Like many underrecognized treasures, David Miller’s Sudden Fear fits into and defies different genres, its convention-scrambling partly the result of the fact that the film looks both forward and back.
This story about an actor’s sick revenge and a woman dreadfully duped was released in 1952, not quite a decade after the James M. Cain adaptations from the mid-1940s it recalls — noir paragons like Double Indemnity and Mildred Pierce, the star of which, Joan Crawford, also headlines here. With its felicitously chosen San Francisco locations (including the Legion of Honor), Sudden Fear anticipates the more hallucinatory Vertigo, Hitchcock’s masterwork of love and its derangements in the City by the Bay, which premiered six years later.
Thick with pleasingly baroque incident, Sudden Fear opens with heiress/playwright Myra Hudson (Crawford) axing Lester Blaine (Jack Palance) from her latest Broadway production.

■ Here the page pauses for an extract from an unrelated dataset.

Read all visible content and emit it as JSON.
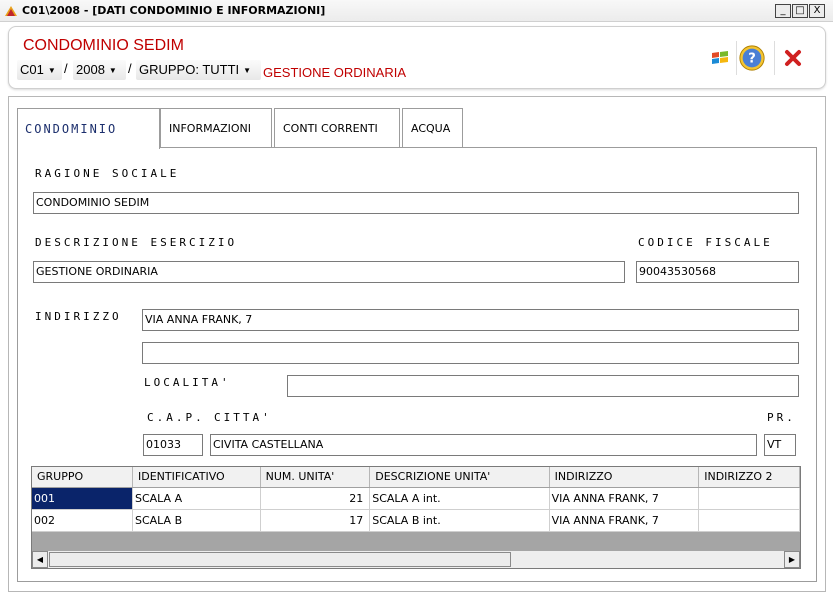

The dismissed thespian just so happens to have booked passage on the same SF-bound train as the successful dramatist, wooing her completely by the time they reach the dining car. They soon wed — and Lester’s pose as besotted husband is quickly revealed when his mercenary ex, Irene Neves (Gloria Grahame), shows up at a party held at Myra’s Pacific Heights mansion.

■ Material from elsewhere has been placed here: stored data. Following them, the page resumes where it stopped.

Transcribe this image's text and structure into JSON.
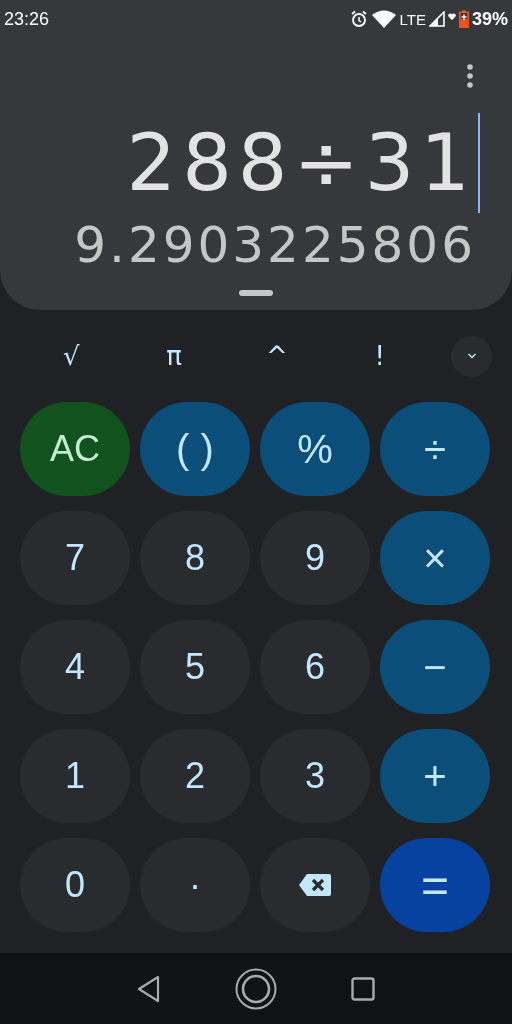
{
  "status_bar": {
    "time": "23:26",
    "network": "LTE",
    "battery": "39%"
  },
  "display": {
    "expression": "288÷31",
    "result": "9.2903225806"
  },
  "scientific_keys": [
    "√",
    "π",
    "^",
    "!"
  ],
  "keys": [
    {
      "kind": "clear",
      "label": "AC"
    },
    {
      "kind": "op",
      "label": "( )"
    },
    {
      "kind": "op",
      "label": "%"
    },
    {
      "kind": "op",
      "label": "÷"
    },
    {
      "kind": "digit",
      "label": "7"
    },
    {
      "kind": "digit",
      "label": "8"
    },
    {
      "kind": "digit",
      "label": "9"
    },
    {
      "kind": "op",
      "label": "×"
    },
    {
      "kind": "digit",
      "label": "4"
    },
    {
      "kind": "digit",
      "label": "5"
    },
    {
      "kind": "digit",
      "label": "6"
    },
    {
      "kind": "op",
      "label": "−"
    },
    {
      "kind": "digit",
      "label": "1"
    },
    {
      "kind": "digit",
      "label": "2"
    },
    {
      "kind": "digit",
      "label": "3"
    },
    {
      "kind": "op",
      "label": "+"
    },
    {
      "kind": "digit",
      "label": "0"
    },
    {
      "kind": "digit",
      "label": "·"
    },
    {
      "kind": "backspace"
    },
    {
      "kind": "equals",
      "label": "="
    }
  ]
}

With the arrival of Grahame, then in the ascendant phase of her career, the pleasures of Sudden Fear multiply further as a study of contrasting approaches to Golden Age screen acting. In the words of unimpeachable critic and Grahame acolyte Boyd McDonald, the actress had “the sullen, bored walk and talk of someone who can’t be shocked, isn’t afraid, and just doesn’t give a shit.”
Watching Crawford, however, we are transfixed by the intensity of her labor (and that of the five people credited with overseeing her hair, makeup, and costuming): In several reaction shots, her face becomes a gutting tableau of horror, hurt, and humiliation.